- Born: May 15, 1960 (age 64) Dayton, Ohio, United States
- Occupation(s): Film director, screenwriter, actor

= Stephen Polk =

American actor

Stephen Boyd Polk is an American actor, director, writer, and producer. He is the founder of Providence Productions LLC, an independent film development, production, and finance company.

== Biography ==
Stephen Polk was born in Dayton, Ohio and grew up in Minnesota and later New York City. After starting at a young age with repertory theater and summer stock in Minneapolis, he made his film debut in Ridley Scott's Thelma & Louise and Oliver Stone's Heaven & Earth.

Polk started theater at Blake School in Minneapolis and Westminster in Simsbury, Connecticut. While studying theater, literature and film at Kenyon College (where he received a Bachelor of Arts), he attended the American University in Cairo, Egypt.

He returned to Minneapolis to begin his professional career working at the Children's Theatre Company. His one-man show Truss't won the Walker Art Center Performance Art Award and premiered in Los Angeles at Highways. While writing at the Playwrights Center, he moved to New York City to enroll at NYU Film School for directing and at The Neighborhood Playhouse for acting.

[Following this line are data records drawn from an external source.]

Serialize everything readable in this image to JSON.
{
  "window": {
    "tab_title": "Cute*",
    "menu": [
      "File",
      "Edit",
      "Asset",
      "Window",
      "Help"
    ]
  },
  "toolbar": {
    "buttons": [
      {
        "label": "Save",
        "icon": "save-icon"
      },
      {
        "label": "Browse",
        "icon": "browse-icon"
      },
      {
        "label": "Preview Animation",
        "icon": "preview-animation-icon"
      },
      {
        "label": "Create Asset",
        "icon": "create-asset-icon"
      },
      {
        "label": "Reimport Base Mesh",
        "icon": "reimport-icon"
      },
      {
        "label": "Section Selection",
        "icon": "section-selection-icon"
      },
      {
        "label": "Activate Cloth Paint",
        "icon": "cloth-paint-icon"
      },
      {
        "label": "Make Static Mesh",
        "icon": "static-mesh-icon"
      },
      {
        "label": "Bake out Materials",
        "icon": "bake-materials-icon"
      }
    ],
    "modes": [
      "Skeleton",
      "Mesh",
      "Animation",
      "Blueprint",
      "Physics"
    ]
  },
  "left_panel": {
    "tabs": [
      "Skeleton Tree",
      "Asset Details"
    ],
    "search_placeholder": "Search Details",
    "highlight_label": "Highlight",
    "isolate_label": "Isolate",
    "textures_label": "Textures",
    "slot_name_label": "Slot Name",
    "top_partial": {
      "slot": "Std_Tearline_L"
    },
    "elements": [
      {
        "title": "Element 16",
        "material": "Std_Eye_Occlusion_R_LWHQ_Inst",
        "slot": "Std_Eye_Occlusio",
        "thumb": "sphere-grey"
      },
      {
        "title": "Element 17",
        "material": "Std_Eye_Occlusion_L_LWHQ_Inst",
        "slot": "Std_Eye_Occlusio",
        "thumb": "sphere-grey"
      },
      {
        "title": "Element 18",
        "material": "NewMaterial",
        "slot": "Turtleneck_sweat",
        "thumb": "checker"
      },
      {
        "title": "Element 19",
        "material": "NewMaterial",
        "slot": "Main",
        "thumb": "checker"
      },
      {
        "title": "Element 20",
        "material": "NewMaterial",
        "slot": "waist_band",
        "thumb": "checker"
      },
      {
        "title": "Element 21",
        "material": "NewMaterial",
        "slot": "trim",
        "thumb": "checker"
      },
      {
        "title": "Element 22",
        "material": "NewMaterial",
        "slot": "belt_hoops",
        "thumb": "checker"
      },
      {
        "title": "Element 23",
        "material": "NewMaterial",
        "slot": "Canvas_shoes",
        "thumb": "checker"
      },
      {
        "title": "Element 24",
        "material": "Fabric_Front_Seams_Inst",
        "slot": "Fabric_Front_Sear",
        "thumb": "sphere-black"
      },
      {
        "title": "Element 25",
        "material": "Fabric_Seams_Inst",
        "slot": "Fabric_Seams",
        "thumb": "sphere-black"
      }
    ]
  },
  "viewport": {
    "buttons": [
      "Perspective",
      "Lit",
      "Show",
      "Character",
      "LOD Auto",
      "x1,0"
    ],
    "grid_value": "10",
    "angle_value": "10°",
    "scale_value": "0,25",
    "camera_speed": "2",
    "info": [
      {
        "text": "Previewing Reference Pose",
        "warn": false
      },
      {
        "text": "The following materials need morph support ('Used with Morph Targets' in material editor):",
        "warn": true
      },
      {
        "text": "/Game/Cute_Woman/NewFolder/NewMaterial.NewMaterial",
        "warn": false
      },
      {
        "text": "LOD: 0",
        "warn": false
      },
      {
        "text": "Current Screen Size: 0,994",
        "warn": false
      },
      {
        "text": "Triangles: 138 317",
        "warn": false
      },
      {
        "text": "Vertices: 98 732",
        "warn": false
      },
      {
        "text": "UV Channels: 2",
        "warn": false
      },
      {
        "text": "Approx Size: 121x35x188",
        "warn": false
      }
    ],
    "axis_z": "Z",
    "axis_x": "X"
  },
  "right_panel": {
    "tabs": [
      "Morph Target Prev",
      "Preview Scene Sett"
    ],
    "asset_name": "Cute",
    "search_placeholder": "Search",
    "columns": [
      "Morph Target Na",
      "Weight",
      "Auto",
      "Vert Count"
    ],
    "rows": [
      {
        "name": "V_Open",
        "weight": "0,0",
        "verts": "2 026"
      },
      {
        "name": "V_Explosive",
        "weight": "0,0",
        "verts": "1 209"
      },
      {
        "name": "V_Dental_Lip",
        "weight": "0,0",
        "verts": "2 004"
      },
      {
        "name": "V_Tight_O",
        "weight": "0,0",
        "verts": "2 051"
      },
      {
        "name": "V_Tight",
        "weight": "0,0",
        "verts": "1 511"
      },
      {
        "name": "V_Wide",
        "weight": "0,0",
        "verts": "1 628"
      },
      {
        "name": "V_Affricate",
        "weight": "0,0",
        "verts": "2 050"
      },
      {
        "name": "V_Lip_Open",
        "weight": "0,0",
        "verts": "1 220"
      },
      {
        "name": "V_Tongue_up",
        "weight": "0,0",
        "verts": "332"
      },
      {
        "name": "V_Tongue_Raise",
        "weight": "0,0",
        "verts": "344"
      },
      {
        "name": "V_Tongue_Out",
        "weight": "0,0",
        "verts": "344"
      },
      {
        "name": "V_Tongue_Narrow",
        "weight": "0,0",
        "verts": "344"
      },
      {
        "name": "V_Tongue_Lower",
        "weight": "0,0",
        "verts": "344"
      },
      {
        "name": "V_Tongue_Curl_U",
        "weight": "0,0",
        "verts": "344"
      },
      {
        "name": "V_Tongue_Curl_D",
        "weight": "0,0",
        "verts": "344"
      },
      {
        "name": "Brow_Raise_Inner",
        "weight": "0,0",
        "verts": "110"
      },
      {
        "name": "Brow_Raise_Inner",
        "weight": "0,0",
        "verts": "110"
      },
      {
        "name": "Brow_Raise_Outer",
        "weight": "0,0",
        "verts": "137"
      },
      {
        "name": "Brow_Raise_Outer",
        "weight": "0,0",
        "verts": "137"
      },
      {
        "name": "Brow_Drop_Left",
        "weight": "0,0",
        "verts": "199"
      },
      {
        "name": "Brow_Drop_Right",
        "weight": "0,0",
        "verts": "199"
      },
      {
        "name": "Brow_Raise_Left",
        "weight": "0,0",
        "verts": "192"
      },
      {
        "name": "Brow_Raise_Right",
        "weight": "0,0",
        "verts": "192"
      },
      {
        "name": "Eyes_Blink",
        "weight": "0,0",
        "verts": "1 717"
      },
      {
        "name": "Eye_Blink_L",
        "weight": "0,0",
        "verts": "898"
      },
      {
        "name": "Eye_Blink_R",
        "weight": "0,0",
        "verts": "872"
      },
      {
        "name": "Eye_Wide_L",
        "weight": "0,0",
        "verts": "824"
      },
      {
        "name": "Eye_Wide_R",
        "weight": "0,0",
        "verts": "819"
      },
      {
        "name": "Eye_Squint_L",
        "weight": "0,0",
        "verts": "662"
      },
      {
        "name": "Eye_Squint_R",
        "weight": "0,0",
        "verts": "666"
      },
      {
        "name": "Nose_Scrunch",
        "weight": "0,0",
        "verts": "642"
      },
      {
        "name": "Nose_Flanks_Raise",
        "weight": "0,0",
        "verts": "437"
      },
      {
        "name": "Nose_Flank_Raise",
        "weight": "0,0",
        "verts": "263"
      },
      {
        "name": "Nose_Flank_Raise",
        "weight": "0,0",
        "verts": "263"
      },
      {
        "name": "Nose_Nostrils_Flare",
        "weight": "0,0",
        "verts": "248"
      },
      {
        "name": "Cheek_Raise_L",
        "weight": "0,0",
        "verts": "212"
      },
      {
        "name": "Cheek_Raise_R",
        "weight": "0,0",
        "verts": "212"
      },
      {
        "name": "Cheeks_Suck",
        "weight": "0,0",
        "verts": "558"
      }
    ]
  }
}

His first notable job was as Harvey Keitel's FBI partner in Thelma & Louise. He co-starred with Eric Roberts and F. Murray Abraham in By the Sword, and then appeared in Where Sleeping Dogs Lie starring Sharon Stone.

The following years included roles in studio films The Pickle and Heaven & Earth, and independent films including Playmaker, Destination Vegas, Bolt, God, Sex & Apple Pie, Drowning on Dry Land, Clubland, Why Doesn't for Love Work, Cherish, and Go for Broke.

In 2001, he started Providence Productions and was hired to produce Resolution.

Under Providence, Polk began developing, writing, and producing, in addition to continuing his work as an actor. Polk has developed, written, and co-written treatments and feature screenplays, including the Sundance Screenplay Competition Finalist, Bearman.

== Production company ==
Providence first co-executive produced a Sundance Festival hit Cherish with Robin Tunney and Tim Blake Nelson and Drowning on Dry Land with Barbara Hershey and Naveen Andrews. Providence also developed and produced In a Dark Place, Sticky Fingers, Dr. Rage with Andrew Divoff, Pirate Camp with Corbin Bernsen, and Dead Air with Bill Moseley.

Providence's latest projects include Baggage, which Polk acted in, produced, wrote, and directed, and The Divided, which he acted in and produced.